Interview with David Chapple, Group Event Director Travel Business Show

Business Travel Show 2019, Europe’s largest specialised exhibition and conference for buyers and managers of business travel, is about to take place. From February 20th to the 21st, Olympia will be hosting one more year this reference show of the business travel industry. Travel Manager Magazine has the opportunity to ask a few questions with David Chapple, Travel Business Show’s Group Event Director who will unveil how is it going to develop this edition.

Interview with David Chapple, Group Event Director Travel Business Show

David Chapple, Group Event Director Travel Business Show

One third of buyers will have bigger corporate travel budgets in 2019, according to the latest Business Travel Show survey. Is this good news?

When cost-cutting continues to drive so many travel programmes, it’s always good news when budgets increase. The interesting thing about this year’s results was that fewer budgets appeared to have grown compared to last year – 33 per cent versus 40 per cent. However, we have been carrying out this survey for nearly ten years and it’s important to view this in context. Last year’s 40 per cent rise was extraordinary. In 2015, 2016 and 2017, the increases were between 29 and 32 per cent, so I don’t think we have too much to worry about.  

For the first time in four years, cost-cutting was knocked off the top spot of the list of forthcoming challenges to be replaced by Brexit. How is it finally going to affect the travel industry mainly in Europe? What challenges is UK going to face?

Yes. That was a huge surprise. It’s hard to answer this question when the Brexit process remains in such a state of flux. Parliament has just rejected the Prime Minister’s updated Brexit plan, though Government has survived a vote of no confidence ruling out a General Election and a second referendum is still questionable. What this means is, it’s impossible to say what impact Brexit will have on the travel industry when we still don’t even know what Brexit means for the UK or even if it is going to happen.

If it does, then it will likely affect where and how airlines operate, it could increase travel costs thanks to currency fluctuations and the performance of sterling, and it will certainly impact how travellers move between countries, as well as change the process for visa and passport applications as well as other travel documentation.  

How is the Business Travel Show going to celebrate its 25th anniversary? What news should we expect for 2019 edition?

The last 25 years have been quite a journey and we’re delighted to be celebrating our 25th anniversary. While we do want to acknowledge and celebrate the past 25 years, we also want to look ahead and that’s why this year’s show theme is Travel 2022.

Keep your eyes open for the futuristic exhibits in our brand new WonderLAB, as well as other cool innovations at the show, from the entrepreneurs determined to shake things up in this year’s Disrupt Launchpad and Awards, too, and the forward-looking, thought-provoking sessions in our conference programme.  

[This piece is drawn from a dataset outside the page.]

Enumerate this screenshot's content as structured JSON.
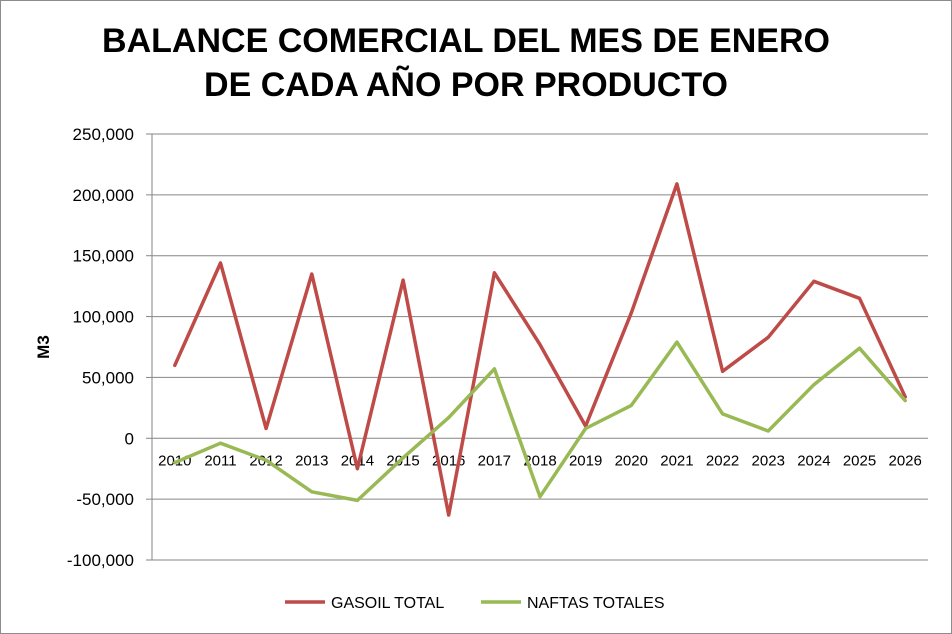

Which main trends of the travel industry will be featured on next show?

Our educational programme always reflects what’s happening – and what is likely to happen – in the industry that will impact travel managers’ jobs. It covers everything from traveller safety and security, to new technology, distribution, data, personalisation, forecasting and Brexit.

Technology is an always coming out subject, how will this one be represented at this show’sedition?

Technology is always at the heart of our Disrupt Launchpad exhibitor offerings, and in the Disrupt Award final, which is at 1pm on Wednesday 20thFebruary. Visitors will find lots of technology-focused conference sessions at the show – if you visit you can filter by technology to find the right sessions, whether that’s about bots, traveller profiling or virtual payments.   

Why is the Business Travel Show a good opportunity for entrepreneurs’ businesses?

Innovation is one of the main reasons buyers attend the show. Everyone wants to know what’s new and how it’s going to improve the industry, their job and the traveller experience. They will find a whole bunch of entrepreneurs with businesses under three years old in the Disrupt Launchpad. One of last year’s exhibitors and the winner of the Disrupt Award – TroopTravel – has just been voted ‘one to watch’ by the UK trade magazine Buying Business Travel.

How do networking events allow experience sharing?

Networking is just as important as meeting suppliers and attending the conference. It’s an opportunity to benchmark, share advice and experiences, to be reassured that you’re doing things right, to meet new people and potential business partners. We have lots of networking opportunities at the show, from the Hosted Buyer dinner on Tuesday evening, to the after-show party on Wednesday evening and lots of informal networking events on the show floor, too. Our advice? Talk, talk, talk. If you have a travel spend of over €1.1 million, then you should apply for hosted buyer status, which includes free travel and accommodation as well as exclusive conference content and networking opportunities. You can apply at 

If a visitor has no more than one day to visit the show, what would you recommend not to miss?

If a buyer has one day, then my advice is plan. Know exactly why you want to attend – what do you want to get out of your one day? Check out the conference programme and block time out to make sure you can attend the sessions that will really help you. Check our exhibitor list – you can filter this, too, to find who’s right for you – and make appointments with as many suppliers as possible through the online diary. And then leave an hour for networking and to give you the chance to discover things by chance. Who knows, you may find you have to come back on day two!